Kittrakulrat Jathurong, Jongjatuporn Witthawin, Jurjai Ravipol, Jarupanich Nicha, Pongpirul Krit
Medical Students for Health Systems and Services (MS-HSS), Thailand Research Center for Health Services System (TRC-HS), Faculty of Medicine, Chulalongkorn University, Bangkok, Thailand.
Department of Preventive and Social Medicine, Faculty of Medicine, Chulalongkorn University, Bangkok, Thailand; Department of International Health, Johns Hopkins Bloomberg School of Public Health, Baltimore, MD, USA; Bumrungrad International Hospital, Bangkok, Thailand;
Glob Health Action. 2014 Sep 10;7:24535. doi: 10.3402/gha.v7.24535. eCollection 2014.
In the regional movement toward ASEAN Economic Community (AEC), medical professions including physicians can be qualified to practice medicine in another country. Ensuring comparable, excellent medical qualification systems is crucial but the availability and analysis of relevant information has been lacking.
This study had the following aims: 1) to comparatively analyze information on Medical Licensing Examinations (MLE) across ASEAN countries and 2) to assess stakeholders' view on potential consequences of AEC on the medical profession from a Thai perspective.
To search for relevant information on MLE, we started with each country's national body as the primary data source.
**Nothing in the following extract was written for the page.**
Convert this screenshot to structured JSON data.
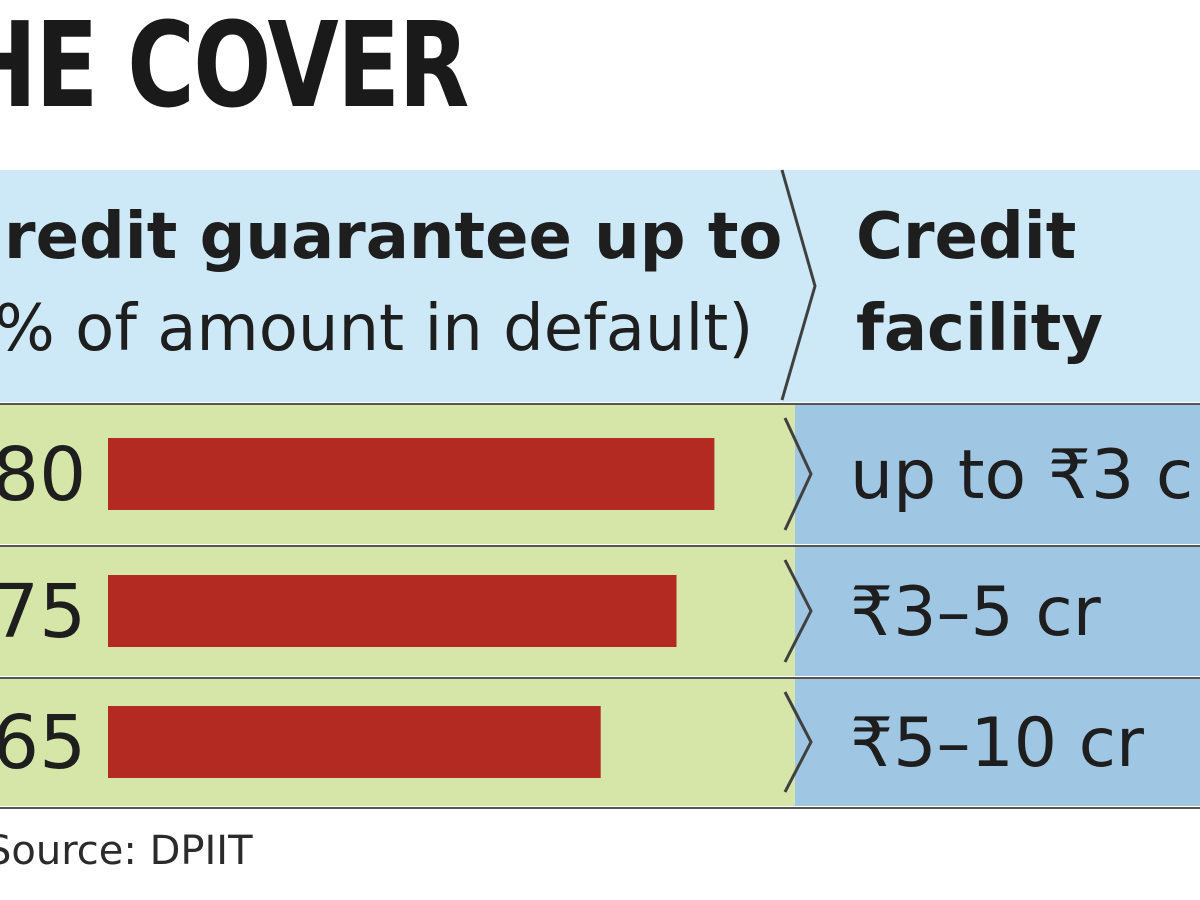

In case of lack of available data, secondary data sources including official websites of medical universities, colleagues in international and national medical student organizations, and some other appropriate Internet sources were used. Feasibility and concerns about validity and reliability of these sources were discussed among investigators. Experts in the region invited through HealthSpace.Asia conducted the final data validation. For the second objective, in-depth interviews were conducted with 13 Thai stakeholders, purposely selected based on a maximum variation sampling technique to represent the points of view of the medical licensing authority, the medical profession, ethicists and economists.
MLE systems exist in all ASEAN countries except Brunei, but vary greatly. Although the majority has a national MLE system, Singapore, Indonesia, and Vietnam accept results of MLE conducted at universities. Thailand adopted the USA's 3-step approach that aims to check pre-clinical knowledge, clinical knowledge, and clinical skills. Most countries, however, require only one step. A multiple choice question (MCQ) is the most commonly used method of assessment; a modified essay question (MEQ) is the next most common. Although both tests assess candidate's knowledge, the Objective Structured Clinical Examination (OSCE) is used to verify clinical skills of the examinee. The validity of the medical license and that it reflects a consistent and high standard of medical knowledge is a sensitive issue because of potentially unfair movement of physicians and an embedded sense of domination, at least from a Thai perspective.
MLE systems differ across ASEAN countries in some important aspects that might be of concern from a fairness viewpoint and therefore should be addressed in the movement toward AEC.
在朝着东盟经济共同体(AEC)迈进的区域进程中,包括医生在内的医疗行业人员可以获得在其他国家行医的资格。确保可比且优秀的医学资格体系至关重要,但相关信息的可得性和分析一直欠缺。
本研究有以下目标:1)对东盟各国的医学执照考试(MLE)信息进行比较分析;2)从泰国视角评估利益相关者对AEC对医疗行业潜在影响的看法。
为搜索关于MLE的相关信息,我们以每个国家的国家机构作为主要数据源开始。若缺乏可用数据,则使用包括医科大学官方网站、国际和国内医科学生组织的同事以及其他一些合适的互联网来源等二级数据源。研究人员讨论了这些来源的可行性以及对有效性和可靠性的担忧。通过HealthSpace.Asia邀请的该地区专家进行了最终数据验证。对于第二个目标,对13名泰国利益相关者进行了深入访谈,这些人是基于最大差异抽样技术特意挑选出来的,以代表医学执照颁发机构、医疗行业、伦理学家和经济学家的观点。
除文莱外,所有东盟国家都存在MLE体系,但差异很大。虽然大多数国家有国家MLE体系,但新加坡、印度尼西亚和越南接受大学进行的MLE结果。泰国采用了美国的三步法,旨在考查临床前知识、临床知识和临床技能。然而,大多数国家只要求一步。多项选择题(MCQ)是最常用的评估方法;改良短文问题(MEQ)是其次最常用的。虽然这两种测试都评估考生的知识,但客观结构化临床考试(OSCE)用于验证考生的临床技能。医学执照的有效性以及它反映一致且高标准的医学知识这一点是一个敏感问题,因为至少从泰国视角来看,医生可能存在不公平流动以及潜在的主导感。
东盟各国的MLE体系在一些重要方面存在差异,从公平角度来看可能令人担忧,因此在迈向AEC的进程中应予以解决。